When many people think of New York City, they focus on the borough of Manhattan, the island that features the Empire State Building, Central Park, Grand Central Terminal, and other things nonresidents know about. There are four other boroughs—Brooklyn, Queens, Staten Island, and the Bronx—but to get from any of those to Manhattan, you have to take a bridge or tunnel, with the rare exception of a neighborhood called Marble Hill. It’s not part of Manhattan Island—rather, it is connected to the Bronx. But if you’re voting or called for jury duty, you do so as a Manhattan resident.
Its history gives us a brief glimpse into America’s early attitude toward Adolf Hitler and the Nazis.
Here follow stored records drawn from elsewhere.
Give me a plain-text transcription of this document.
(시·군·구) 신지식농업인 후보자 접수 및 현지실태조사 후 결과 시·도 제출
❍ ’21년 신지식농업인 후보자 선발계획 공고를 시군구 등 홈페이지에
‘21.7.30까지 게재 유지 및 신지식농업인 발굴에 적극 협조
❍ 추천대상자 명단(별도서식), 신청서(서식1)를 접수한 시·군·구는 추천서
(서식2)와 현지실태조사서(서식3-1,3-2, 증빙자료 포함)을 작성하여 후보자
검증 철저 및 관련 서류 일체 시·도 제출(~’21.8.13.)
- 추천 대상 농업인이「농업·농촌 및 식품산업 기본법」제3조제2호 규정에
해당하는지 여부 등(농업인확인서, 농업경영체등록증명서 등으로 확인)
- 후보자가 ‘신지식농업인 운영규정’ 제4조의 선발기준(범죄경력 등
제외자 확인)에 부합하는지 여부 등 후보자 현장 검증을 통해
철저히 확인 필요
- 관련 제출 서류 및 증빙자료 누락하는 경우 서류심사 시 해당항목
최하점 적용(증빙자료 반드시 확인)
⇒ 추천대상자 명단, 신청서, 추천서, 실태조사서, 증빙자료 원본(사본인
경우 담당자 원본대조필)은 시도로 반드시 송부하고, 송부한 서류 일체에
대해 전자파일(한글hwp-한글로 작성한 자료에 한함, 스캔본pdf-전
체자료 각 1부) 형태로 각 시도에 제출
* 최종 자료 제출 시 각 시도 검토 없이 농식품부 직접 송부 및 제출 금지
Manhattan is separated from the Bronx by the Harlem River, which connects the Hudson River to the East River. In 1890, a section of the Harlem River that was a few thousand yards from the Hudson was very narrow, and seafaring vessels had difficulty in navigating it. The Army Corps of Engineers decided to reroute the Harlem River, creating a wider passageway south. In doing so, it cut off a piece of Manhattan—Marble Hill—turning it into an island. When the county of the Bronx was created by the state on January 1, 1914, Marble Hill—still an island—was officially included as part of Manhattan. Unfortunately for mapmakers everywhere, the old path of the Harlem River fell into disuse and was filled in sometime during that same year. Marble Hill was, from that point on, a neighborhood in Manhattan that was paradoxically attached to the Bronx but not to Manhattan itself.
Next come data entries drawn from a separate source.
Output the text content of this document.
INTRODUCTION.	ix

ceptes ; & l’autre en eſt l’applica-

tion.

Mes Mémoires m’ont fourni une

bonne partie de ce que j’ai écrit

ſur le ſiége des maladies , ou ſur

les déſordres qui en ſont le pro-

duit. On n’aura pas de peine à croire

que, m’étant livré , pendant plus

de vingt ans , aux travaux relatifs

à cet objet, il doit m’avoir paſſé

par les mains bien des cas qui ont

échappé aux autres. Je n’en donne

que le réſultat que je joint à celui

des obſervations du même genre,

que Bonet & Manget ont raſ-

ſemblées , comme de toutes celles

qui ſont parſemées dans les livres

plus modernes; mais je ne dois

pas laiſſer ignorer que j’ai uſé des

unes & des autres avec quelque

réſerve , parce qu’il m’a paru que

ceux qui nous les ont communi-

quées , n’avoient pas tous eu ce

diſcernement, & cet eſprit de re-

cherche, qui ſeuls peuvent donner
For more than two decades, no one seemed bothered by this. However, in 1939, Bronx borough president James F. Lyons tried to capitalize on this curiosity and turn it into some publicity for himself. He went to the neighborhood—“unarmed and escorted only by his chauffeur,” in the words of the New York Times—and climbed to the summit of a rocky hill, where he planted the flag of Bronx County. Symbolically, he was claiming the neighborhood for his borough. While residents of Marble Hill jeered him, Lyons was unperturbed, comparing himself to Abraham Lincoln and noting that some disliked Honest Abe for freeing the slaves.
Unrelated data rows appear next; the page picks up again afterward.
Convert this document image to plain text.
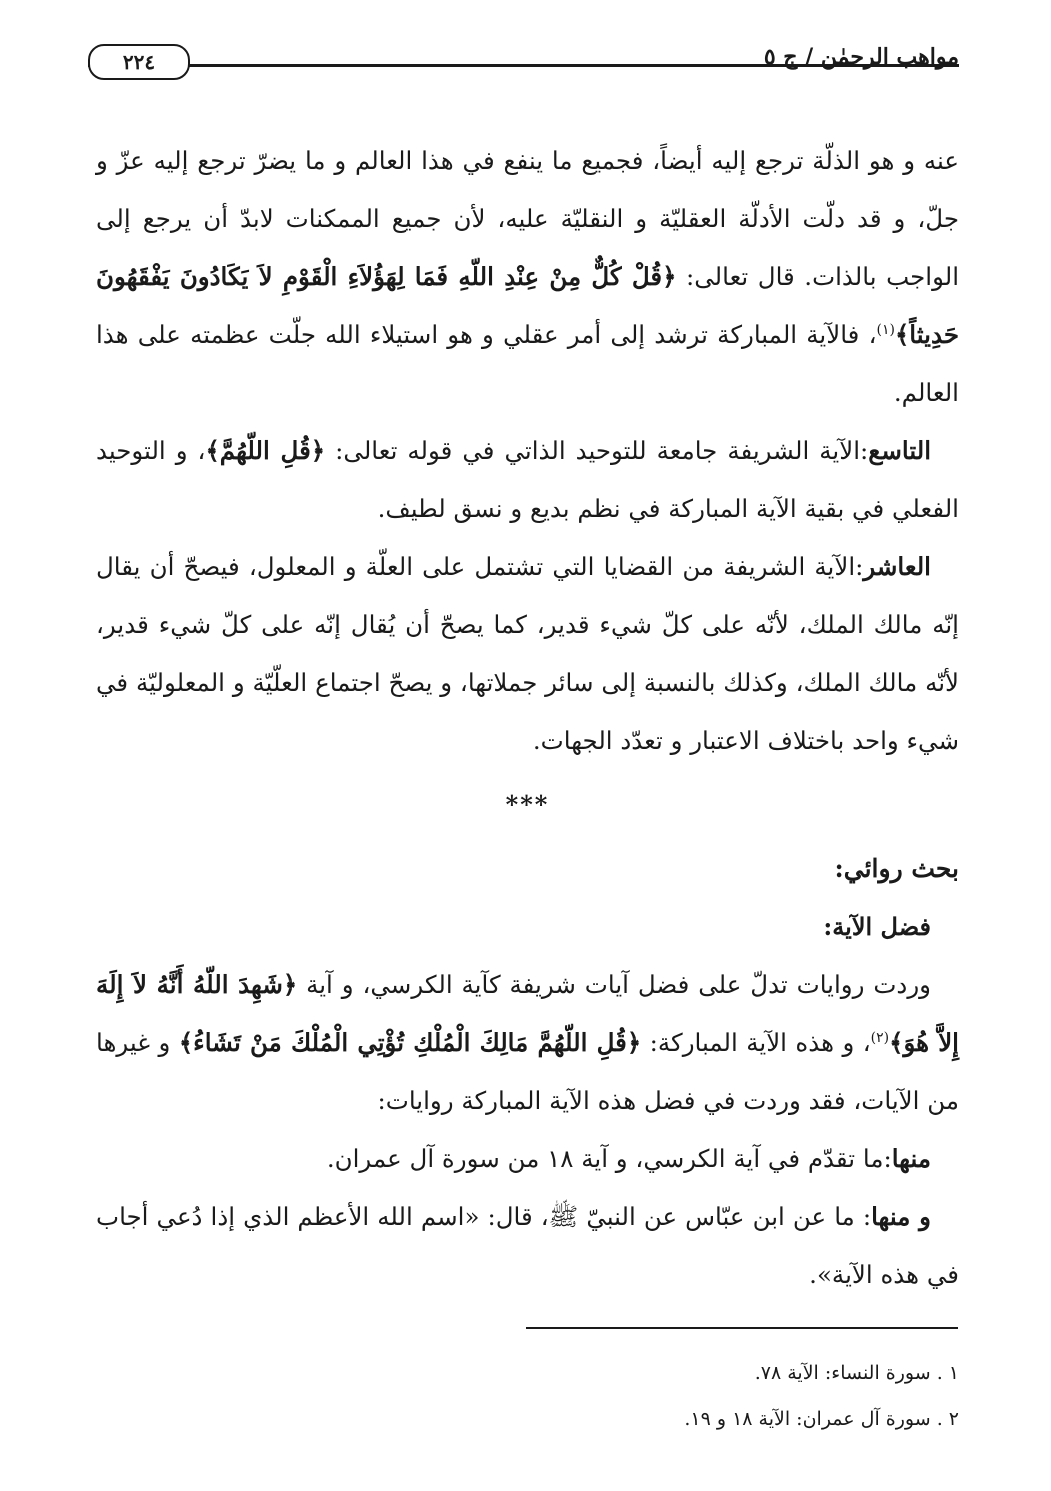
مواهب الرحمٰن / ج ٥
٢٢٤

عنه و هو الذلّة ترجع إليه أيضاً، فجميع ما ينفع في هذا العالم و ما يضرّ ترجع إليه عزّ و جلّ، و قد دلّت الأدلّة العقليّة و النقليّة عليه، لأن جميع الممكنات لابدّ أن يرجع إلى الواجب بالذات. قال تعالى: ﴿قُلْ كُلٌّ مِنْ عِنْدِ اللّهِ فَمَا لِهَؤُلاَءِ الْقَوْمِ لاَ يَكَادُونَ يَفْقَهُونَ حَدِيثاً﴾$^{(١)}$، فالآية المباركة ترشد إلى أمر عقلي و هو استيلاء الله جلّت عظمته على هذا العالم.

التاسع:الآية الشريفة جامعة للتوحيد الذاتي في قوله تعالى: ﴿قُلِ اللّهُمَّ﴾، و التوحيد الفعلي في بقية الآية المباركة في نظم بديع و نسق لطيف.

العاشر:الآية الشريفة من القضايا التي تشتمل على العلّة و المعلول، فيصحّ أن يقال إنّه مالك الملك، لأنّه على كلّ شيء قدير، كما يصحّ أن يُقال إنّه على كلّ شيء قدير، لأنّه مالك الملك، وكذلك بالنسبة إلى سائر جملاتها، و يصحّ اجتماع العلّيّة و المعلوليّة في شيء واحد باختلاف الاعتبار و تعدّد الجهات.

***

بحث روائي:

فضل الآية:

وردت روايات تدلّ على فضل آيات شريفة كآية الكرسي، و آية ﴿شَهِدَ اللّهُ أَنَّهُ لاَ إِلَهَ إِلاَّ هُوَ﴾$^{(٢)}$، و هذه الآية المباركة: ﴿قُلِ اللّهُمَّ مَالِكَ الْمُلْكِ تُؤْتِي الْمُلْكَ مَنْ تَشَاءُ﴾ و غيرها من الآيات، فقد وردت في فضل هذه الآية المباركة روايات:

منها:ما تقدّم في آية الكرسي، و آية ١٨ من سورة آل عمران.

و منها: ما عن ابن عبّاس عن النبيّ ﷺ، قال: «اسم الله الأعظم الذي إذا دُعي أجاب في هذه الآية».

١ . سورة النساء: الآية ٧٨.

٢ . سورة آل عمران: الآية ١٨ و ١٩.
The news media ate it up, just as Lyons had hoped. The Times article featured a picture of him, grinning widely, holding the Bronx County flag on a rock atop the hill, his chauffeur-assistant standing stoically next to him. Everyone seemed to appreciate the joke, but the Times, for some reason, did not carry Lyons’s self-comparison to Abe Lincoln. Instead, they saw a different person in Lyons, one who doesn’t seem so funny to modern ears: Adolf Hitler.
The Times casually referred to him as “the Bronx Fuehrer” multiple times in its coverage of his “bloodless coup” the next day. Further, the Times called Marble Hill the Bronx’s “Sudetenland,” a reference to the section of Czechoslovakia that the Nazis had annexed a year prior. All of this was done tongue-in-cheek, of course, but apparently in the spring of 1939, it was perfectly okay for a major U.S. publication to jokingly liken an American politician to Adolf Hitler.
As for Marble Hill itself, the attempted annexation failed—it had no lasting impact on the geography of New York City. To this day, the neighborhood remains a part of Manhattan, although residents go to schools in the Bronx and are serviced by Bronx-based emergency responders.
On the day of Lyons’s attempted annexation of Marble Hill, reporters thought that he had brought in reinforcements—there were four tanks sitting near the border between the neighborhood and the Bronx. It turns out that was a coincidence. An enterprising entrepreneur had bought fourteen surplus tanks from the government and was shipping them to South America to be used as tractors. Ten of the fourteen had already been shipped, but the other four were sitting there, unmanned and uninvolved, as Lyons and his driver invaded Marble Hill.